Your position sounds reasonable to me, overall. I disagree, however, because I don't want a system that is exactly what an old-school person like ourselves expects from rm. Instead, I want the automagical versioned backup filesystem (amvbfs?) in which rm does not actually free any space, does not actually delete any data, but really just adds a new zero-byte version-of-a-file on top of the stack of existing versions-of-that-file. I also want certain system-level utilities (I'm particularly thinking of /sbin/undelete at the moment) that will survive rm rf of the entire drive. Now, as an old-school person, that behavior is *definitely* not like what I would expect, from my previous work with rm, but it *is* pretty close to what I would really want.

As for XMir and VT, our expectations are similar, and our analysis is similar... where we differ is that it sounds like you want XMir to be finished now, and I think XMir is still very much in beta and thus fluid. In other words, it is still under heavy development, and until 13.10 has been debugged, and the final kinks worked out for what ships with 14.04, I'm reserving judgement on whether Mir/Xmir are going to offer something relatively (to Xorg) secure speedy stable shiny useful intuitive et cetera. Here is the blog of one of the mir/xmir folks that is particularly interested in fixing up terminal-switching. https://dvdhrm.wordpress.com/ See particularly the Sane Session-Switching and the How VT-switching Works. Do you see serious problems with what he's talking about in those, security or otherwise? That's where mir&xmir are heading, from what I can grok, which is *not* necessarily the same thing as where the beta release-early-release-often codebase actually is right now.
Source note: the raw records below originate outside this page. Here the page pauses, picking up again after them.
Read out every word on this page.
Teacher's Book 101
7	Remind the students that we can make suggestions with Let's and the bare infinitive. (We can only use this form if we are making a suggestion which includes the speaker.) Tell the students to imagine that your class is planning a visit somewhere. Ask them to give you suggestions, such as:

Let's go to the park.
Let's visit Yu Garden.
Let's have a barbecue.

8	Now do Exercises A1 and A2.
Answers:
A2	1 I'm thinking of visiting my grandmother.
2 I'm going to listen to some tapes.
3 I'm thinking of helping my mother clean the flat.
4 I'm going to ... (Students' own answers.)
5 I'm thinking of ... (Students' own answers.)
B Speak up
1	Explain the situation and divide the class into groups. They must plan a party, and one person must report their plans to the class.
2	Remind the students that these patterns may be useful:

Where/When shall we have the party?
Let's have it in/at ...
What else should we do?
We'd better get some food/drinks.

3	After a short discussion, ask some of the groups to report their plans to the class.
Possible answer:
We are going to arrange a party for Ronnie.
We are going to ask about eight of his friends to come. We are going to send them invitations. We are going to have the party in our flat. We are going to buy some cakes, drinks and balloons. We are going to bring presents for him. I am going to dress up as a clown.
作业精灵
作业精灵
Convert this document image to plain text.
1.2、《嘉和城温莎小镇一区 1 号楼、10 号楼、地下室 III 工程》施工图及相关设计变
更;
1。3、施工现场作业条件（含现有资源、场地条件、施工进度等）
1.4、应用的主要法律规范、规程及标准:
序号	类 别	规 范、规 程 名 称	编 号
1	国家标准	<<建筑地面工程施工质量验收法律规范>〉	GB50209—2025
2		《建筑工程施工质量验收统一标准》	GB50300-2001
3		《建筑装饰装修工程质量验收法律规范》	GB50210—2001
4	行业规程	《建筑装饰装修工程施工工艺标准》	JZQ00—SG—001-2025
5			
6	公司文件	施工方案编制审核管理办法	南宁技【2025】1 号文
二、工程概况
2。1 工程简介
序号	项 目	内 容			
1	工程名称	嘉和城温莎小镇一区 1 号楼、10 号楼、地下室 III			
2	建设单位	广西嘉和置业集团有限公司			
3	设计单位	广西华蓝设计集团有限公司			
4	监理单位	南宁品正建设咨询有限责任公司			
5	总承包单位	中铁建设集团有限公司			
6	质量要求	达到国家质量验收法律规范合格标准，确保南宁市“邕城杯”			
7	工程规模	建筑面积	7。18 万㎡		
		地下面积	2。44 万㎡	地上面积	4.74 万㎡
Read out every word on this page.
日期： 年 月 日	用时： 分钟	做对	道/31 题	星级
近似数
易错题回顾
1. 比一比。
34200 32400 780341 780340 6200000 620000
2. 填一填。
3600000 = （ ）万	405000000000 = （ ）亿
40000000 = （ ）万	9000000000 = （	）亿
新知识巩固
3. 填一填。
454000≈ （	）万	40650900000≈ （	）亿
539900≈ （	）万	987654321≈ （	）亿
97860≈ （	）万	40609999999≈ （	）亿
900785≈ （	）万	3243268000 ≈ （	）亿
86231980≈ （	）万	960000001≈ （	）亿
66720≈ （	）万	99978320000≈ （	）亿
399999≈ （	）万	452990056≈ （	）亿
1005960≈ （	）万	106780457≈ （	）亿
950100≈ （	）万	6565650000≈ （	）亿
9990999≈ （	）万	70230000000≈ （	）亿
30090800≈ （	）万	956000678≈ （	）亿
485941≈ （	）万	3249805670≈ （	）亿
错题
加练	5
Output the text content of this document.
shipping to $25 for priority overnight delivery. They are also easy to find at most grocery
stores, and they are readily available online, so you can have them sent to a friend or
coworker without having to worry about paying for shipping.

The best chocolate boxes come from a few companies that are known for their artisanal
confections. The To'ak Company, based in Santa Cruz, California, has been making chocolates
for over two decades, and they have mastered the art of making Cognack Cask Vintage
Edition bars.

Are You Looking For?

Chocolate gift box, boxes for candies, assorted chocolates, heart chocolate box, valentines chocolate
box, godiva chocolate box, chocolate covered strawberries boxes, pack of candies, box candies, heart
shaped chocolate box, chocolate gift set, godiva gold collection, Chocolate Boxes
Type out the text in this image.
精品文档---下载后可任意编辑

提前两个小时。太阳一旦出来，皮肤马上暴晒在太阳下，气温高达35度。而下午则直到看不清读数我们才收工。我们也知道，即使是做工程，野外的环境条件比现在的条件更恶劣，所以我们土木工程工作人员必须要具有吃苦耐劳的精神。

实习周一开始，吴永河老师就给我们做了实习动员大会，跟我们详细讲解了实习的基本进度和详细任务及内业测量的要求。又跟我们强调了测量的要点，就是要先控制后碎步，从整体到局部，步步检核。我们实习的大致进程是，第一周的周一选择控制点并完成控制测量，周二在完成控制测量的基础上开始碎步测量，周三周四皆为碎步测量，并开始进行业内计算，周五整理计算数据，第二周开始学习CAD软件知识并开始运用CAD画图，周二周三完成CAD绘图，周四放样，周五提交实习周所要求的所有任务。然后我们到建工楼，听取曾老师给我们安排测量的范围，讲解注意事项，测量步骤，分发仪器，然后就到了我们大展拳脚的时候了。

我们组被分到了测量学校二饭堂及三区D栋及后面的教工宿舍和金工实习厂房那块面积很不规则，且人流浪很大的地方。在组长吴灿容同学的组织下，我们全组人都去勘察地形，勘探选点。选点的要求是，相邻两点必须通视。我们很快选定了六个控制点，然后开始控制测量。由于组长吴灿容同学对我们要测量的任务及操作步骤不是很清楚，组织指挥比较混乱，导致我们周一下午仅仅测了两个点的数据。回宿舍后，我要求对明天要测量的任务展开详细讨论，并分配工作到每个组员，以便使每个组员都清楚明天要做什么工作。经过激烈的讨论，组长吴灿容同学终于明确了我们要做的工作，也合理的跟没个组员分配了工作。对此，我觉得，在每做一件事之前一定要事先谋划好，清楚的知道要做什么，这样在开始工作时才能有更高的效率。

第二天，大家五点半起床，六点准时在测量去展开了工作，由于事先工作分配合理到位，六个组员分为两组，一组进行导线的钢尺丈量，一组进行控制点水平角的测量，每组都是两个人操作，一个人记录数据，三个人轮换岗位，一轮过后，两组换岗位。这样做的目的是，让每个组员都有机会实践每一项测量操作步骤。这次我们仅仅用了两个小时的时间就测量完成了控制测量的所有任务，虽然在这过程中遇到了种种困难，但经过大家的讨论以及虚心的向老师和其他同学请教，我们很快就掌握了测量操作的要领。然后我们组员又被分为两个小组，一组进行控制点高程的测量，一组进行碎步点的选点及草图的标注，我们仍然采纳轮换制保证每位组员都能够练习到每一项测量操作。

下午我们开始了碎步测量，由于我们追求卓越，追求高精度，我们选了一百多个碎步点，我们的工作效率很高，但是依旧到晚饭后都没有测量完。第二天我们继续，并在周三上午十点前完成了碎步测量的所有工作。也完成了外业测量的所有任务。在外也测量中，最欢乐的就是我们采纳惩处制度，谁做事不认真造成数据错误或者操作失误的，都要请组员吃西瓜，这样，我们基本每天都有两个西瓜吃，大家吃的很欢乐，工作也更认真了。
The 'racy one' used now is just a prophylactic, to prevent 99.9% of security-pregnancies. If you are in one of those 0.1% situations that you describe, where firefox is hanging up X, and you think you might have left your cursor-focus in an IM chat window, the workaround is to unplug your LAN cable (or use Fn+F12 or somesuch to power off your wifi). But be fair here: 99.9% of the time, the racy band-aid keeps the typical enduser from shooting themselves in the foot. That's good enough for beta stuff, which is what Mir is, really. If they *keep* using the racy band-aid indefinitely, then I agree that's not a Good Thing, but that remains to be seen.